Fora do trabalho, era esposo e pai dedicado. Do casamento de mais de 10 anos, a vendedora Rosecleia Gerônimo da Silva, 28, guarda na memória a dedicação de Hiram. Juntos, eles tiveram duas filhas. “Ele nunca deixou faltar nada em casa. A gente não tinha uma vida de luxo, mas estava sempre preocupado se tinha leite e pão em casa para as meninas”, declara. “Ele era meu refúgio quando tinha algum problema. Sempre foi a pessoa com calma para conversar. Não era de falar muito, mas quando falava, todos admiravam”, emociona-se.
Quando voltava do trabalho para casa, em Águas Lindas (GO), tinha o cuidado de se higienizar primeiro e manter distância da família. Mesmo assim, contraiu o vírus e precisou dar entrada no Hran. Durante o processo de internação, ele e Rosecleia conversavam por videochamada. A última comunicação, aconteceu na madrugada em que ele foi entubado, em 17 de junho. “Ele me mandou mensagem, pedindo desculpas pelas vezes que discutíamos, e dizendo que nos amava. Eu liguei para ele e pedi calma, porque tudo daria certo.”

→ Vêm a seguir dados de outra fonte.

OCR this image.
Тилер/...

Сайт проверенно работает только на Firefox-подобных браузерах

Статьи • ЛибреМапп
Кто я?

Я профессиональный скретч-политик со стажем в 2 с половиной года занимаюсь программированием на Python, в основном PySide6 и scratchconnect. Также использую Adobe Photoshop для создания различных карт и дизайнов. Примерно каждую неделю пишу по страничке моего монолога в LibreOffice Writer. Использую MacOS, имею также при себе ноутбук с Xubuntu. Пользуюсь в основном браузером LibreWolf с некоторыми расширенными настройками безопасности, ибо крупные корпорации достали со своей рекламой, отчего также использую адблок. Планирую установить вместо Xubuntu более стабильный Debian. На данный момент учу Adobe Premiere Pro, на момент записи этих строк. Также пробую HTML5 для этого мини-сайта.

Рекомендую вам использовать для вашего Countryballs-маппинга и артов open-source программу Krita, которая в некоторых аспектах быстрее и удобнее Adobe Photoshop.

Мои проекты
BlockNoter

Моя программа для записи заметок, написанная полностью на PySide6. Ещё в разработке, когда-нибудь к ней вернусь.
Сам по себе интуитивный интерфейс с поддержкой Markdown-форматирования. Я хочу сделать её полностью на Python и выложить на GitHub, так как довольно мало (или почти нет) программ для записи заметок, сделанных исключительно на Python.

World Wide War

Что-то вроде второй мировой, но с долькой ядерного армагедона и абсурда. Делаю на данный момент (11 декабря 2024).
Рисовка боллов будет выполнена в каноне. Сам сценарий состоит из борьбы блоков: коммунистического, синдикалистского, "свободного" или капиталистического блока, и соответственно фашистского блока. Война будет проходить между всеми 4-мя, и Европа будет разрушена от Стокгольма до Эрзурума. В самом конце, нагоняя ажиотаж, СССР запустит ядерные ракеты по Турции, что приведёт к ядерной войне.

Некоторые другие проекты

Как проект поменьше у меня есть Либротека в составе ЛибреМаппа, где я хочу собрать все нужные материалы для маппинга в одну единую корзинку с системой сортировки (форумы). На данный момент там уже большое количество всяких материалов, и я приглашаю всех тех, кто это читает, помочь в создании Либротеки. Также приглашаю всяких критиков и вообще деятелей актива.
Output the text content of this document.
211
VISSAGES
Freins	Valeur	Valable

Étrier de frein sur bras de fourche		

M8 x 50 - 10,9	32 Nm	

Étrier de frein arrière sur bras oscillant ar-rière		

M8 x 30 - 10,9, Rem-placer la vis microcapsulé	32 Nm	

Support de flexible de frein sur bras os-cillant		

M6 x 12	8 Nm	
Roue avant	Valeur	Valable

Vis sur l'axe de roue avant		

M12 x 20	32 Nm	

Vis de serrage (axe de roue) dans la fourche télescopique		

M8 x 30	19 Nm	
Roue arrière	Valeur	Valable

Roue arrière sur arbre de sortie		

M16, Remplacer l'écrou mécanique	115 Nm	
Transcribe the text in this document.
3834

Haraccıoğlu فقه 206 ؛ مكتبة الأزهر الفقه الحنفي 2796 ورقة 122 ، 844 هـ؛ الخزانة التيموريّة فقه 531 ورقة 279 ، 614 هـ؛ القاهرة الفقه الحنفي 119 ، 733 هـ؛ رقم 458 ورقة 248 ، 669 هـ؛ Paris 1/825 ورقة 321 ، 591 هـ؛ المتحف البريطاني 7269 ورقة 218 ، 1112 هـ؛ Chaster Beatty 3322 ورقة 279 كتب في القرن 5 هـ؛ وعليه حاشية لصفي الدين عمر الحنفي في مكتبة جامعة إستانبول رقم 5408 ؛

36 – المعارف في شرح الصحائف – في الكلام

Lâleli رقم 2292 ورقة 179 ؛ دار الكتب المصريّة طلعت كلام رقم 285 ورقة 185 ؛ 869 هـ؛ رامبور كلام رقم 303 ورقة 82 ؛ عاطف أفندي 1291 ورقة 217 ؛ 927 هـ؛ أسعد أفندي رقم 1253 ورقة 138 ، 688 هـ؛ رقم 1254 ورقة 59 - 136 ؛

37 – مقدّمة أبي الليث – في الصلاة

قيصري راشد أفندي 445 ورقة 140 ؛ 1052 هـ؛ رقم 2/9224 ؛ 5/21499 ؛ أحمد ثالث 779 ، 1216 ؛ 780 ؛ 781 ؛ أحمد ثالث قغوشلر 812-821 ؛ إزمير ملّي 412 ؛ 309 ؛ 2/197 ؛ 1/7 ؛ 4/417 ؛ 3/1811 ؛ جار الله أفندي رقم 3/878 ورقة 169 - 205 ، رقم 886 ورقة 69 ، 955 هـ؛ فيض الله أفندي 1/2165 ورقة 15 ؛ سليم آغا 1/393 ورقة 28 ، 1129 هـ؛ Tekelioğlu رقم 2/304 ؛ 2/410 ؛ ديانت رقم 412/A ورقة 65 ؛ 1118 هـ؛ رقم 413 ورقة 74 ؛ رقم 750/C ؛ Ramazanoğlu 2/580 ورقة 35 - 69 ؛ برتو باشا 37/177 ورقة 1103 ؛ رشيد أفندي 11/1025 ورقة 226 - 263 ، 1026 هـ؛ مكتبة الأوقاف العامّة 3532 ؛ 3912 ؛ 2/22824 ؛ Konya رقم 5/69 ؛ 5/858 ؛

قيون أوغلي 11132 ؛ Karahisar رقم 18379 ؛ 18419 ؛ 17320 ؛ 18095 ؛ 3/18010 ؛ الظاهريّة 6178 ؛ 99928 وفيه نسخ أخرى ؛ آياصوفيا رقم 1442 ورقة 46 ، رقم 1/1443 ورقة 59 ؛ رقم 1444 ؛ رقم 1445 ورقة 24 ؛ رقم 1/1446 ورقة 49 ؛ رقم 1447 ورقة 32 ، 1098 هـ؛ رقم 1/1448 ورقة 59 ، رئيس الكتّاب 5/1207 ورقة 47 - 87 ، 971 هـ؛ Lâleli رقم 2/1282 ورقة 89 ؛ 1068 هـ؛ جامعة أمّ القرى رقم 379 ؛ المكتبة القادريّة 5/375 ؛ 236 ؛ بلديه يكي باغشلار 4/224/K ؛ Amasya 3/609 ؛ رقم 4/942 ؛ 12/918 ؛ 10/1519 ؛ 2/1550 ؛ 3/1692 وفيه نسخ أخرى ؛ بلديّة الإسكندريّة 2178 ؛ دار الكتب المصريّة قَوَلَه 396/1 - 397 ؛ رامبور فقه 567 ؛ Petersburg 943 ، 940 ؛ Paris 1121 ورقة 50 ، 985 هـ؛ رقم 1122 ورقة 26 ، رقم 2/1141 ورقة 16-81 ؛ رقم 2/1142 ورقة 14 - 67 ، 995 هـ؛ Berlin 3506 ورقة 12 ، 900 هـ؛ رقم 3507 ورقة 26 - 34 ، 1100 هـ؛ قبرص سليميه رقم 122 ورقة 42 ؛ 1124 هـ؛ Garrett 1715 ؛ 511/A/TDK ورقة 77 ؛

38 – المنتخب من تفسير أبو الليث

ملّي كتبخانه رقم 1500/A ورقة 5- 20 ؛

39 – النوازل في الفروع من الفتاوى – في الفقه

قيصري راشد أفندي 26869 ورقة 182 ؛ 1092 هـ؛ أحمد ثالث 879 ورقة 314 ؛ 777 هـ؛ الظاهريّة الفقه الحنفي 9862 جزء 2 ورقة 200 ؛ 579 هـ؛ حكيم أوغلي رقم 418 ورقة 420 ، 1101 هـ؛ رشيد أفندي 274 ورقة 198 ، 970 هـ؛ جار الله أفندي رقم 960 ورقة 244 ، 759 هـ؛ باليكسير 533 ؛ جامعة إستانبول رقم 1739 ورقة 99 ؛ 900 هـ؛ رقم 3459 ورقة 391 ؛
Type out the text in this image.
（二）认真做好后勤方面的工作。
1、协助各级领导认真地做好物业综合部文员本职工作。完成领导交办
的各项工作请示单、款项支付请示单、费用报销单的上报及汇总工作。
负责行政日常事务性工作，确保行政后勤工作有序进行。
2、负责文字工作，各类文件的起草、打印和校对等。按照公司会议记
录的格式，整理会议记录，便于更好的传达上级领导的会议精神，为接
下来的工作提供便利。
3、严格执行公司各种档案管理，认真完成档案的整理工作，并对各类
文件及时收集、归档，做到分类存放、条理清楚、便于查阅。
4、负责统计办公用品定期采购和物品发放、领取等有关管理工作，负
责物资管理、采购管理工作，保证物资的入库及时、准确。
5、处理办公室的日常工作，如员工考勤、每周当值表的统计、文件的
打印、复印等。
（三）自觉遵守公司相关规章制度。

Sem o companheiro, ela agora tenta ser forte para as filhas. “Elas têm esperança de que todo dia ele vai chegar em casa. Voltei a trabalhar na semana passada e está sendo difícil sorrir e conversar. Sou pai e mãe ao mesmo tempo.” Enquanto isso, ela espera o auxílio-funeral, que até hoje não foi pago pelo governo. Segundo a Secretaria de Saúde, para obter o ressarcimento, é necessário ir à gerência de pessoas da unidade em que o servidor trabalhava e apresentar nota fiscal da despesa. “Sobre a aposentadoria, a viúva deve fazer o requerimento também na Gerência de Pessoas. A documentação será enviada ao Iprev que faz a análise da legitimidade do benefício e autoriza a concessão”, informou o órgão.